P3: Neural Network Architecture and Hidden Layers
Universal Approximation Theorem
- Overview: The Universal Approximation Theorem states that a feedforward neural network with a single hidden layer can approximate any continuous function with enough neurons in the hidden layer.
Function of One Hidden Layer
- Structural Composition:
- Neural Network consists of an input layer, one or more hidden layers, and an output layer.
- Example Structure:
- Input Layer: Features from the dataset.
- Hidden Layer 1: 36 neurons with sigmoid activation function.
- Output Layer: 36 neurons using softmax activation (for classification).
Practical Implementation
Code Example:
- TensorFlow code is used to define the model with:
- Fully connected layer of 36 neurons.
- Input layer using the MNIST dataset (handwritten digits).
Neuron Configuration:
- Hidden Layer: 36 neurons arranged in a structure such as 25x25, which corresponds to the input image size.
Activation of Neurons
- Activation Patterns:
- When input is applied, each neuron in the hidden layer activates based on the input features.
- Activation patterns change based on the number of neurons and their arrangement in the network.
Observations on Multiple Hidden Layers
- Single vs Multiple Hidden Layers:
- One Hidden Layer: Compressed representation of patterns (e.g., number '5') leads to difficulty in interpreting how the model learns specific features.
- Two Hidden Layers: Representation is distributed across layers, showing a clearer structure.
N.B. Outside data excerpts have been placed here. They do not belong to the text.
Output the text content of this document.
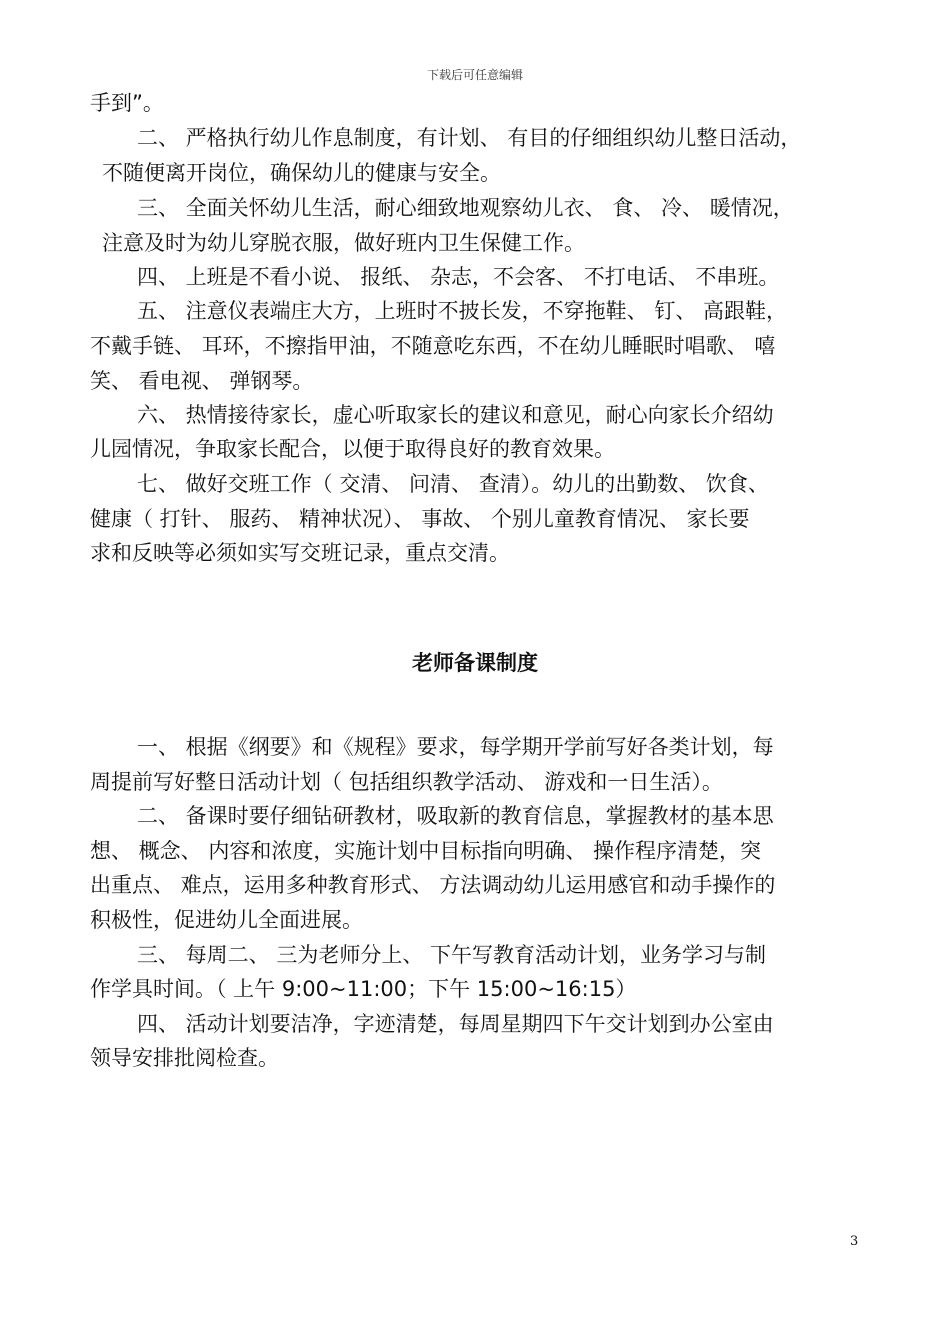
下载后可任意编辑
手到”。
二、 严格执行幼儿作息制度，有计划、 有目的仔细组织幼儿整日活动，
不随便离开岗位，确保幼儿的健康与安全。
三、 全面关怀幼儿生活，耐心细致地观察幼儿衣、 食、 冷、 暖情况，
注意及时为幼儿穿脱衣服，做好班内卫生保健工作。
四、 上班是不看小说、 报纸、 杂志，不会客、 不打电话、 不串班。
五、 注意仪表端庄大方，上班时不披长发，不穿拖鞋、 钉、 高跟鞋，
不戴手链、 耳环，不擦指甲油，不随意吃东西，不在幼儿睡眠时唱歌、 嘻
笑、 看电视、 弹钢琴。
六、 热情接待家长，虚心听取家长的建议和意见，耐心向家长介绍幼
儿园情况，争取家长配合，以便于取得良好的教育效果。
七、 做好交班工作（ 交清、 问清、 查清）。幼儿的出勤数、 饮食、
健康（ 打针、 服药、 精神状况）、 事故、 个别儿童教育情况、 家长要
求和反映等必须如实写交班记录，重点交清。
老师备课制度
一、 根据《纲要》和《规程》要求，每学期开学前写好各类计划，每
周提前写好整日活动计划（ 包括组织教学活动、 游戏和一日生活）。
二、 备课时要仔细钻研教材，吸取新的教育信息，掌握教材的基本思
想、 概念、 内容和浓度，实施计划中目标指向明确、 操作程序清楚，突
出重点、 难点，运用多种教育形式、 方法调动幼儿运用感官和动手操作的
积极性，促进幼儿全面进展。
三、 每周二、 三为老师分上、 下午写教育活动计划，业务学习与制
作学具时间。（ 上午 9:00~11:00；下午 15:00~16:15）
四、 活动计划要洁净，字迹清楚，每周星期四下午交计划到办公室由
领导安排批阅检查。
3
- Configuration: (6x6 in first hidden layer, 5x5 in second hidden layer).
- Improved interpretation of the model’s learning progression, although complexity remains high.
- Three and Four Hidden Layers:
- Further distribution of representation across layers (e.g., 6x6, 5x5, and 4x4 respectively).
- Reduces the internal complexity and increases interpretability of how the network processes and learns to represent inputs.
Conclusion
- Layer Complexity:
- Increasing the number of hidden layers provides more distribution of the representation, resulting in better understanding and learning patterns of the data.
- The complexity within layers reduces as more layers provide greater abstraction capabilities of feature representations.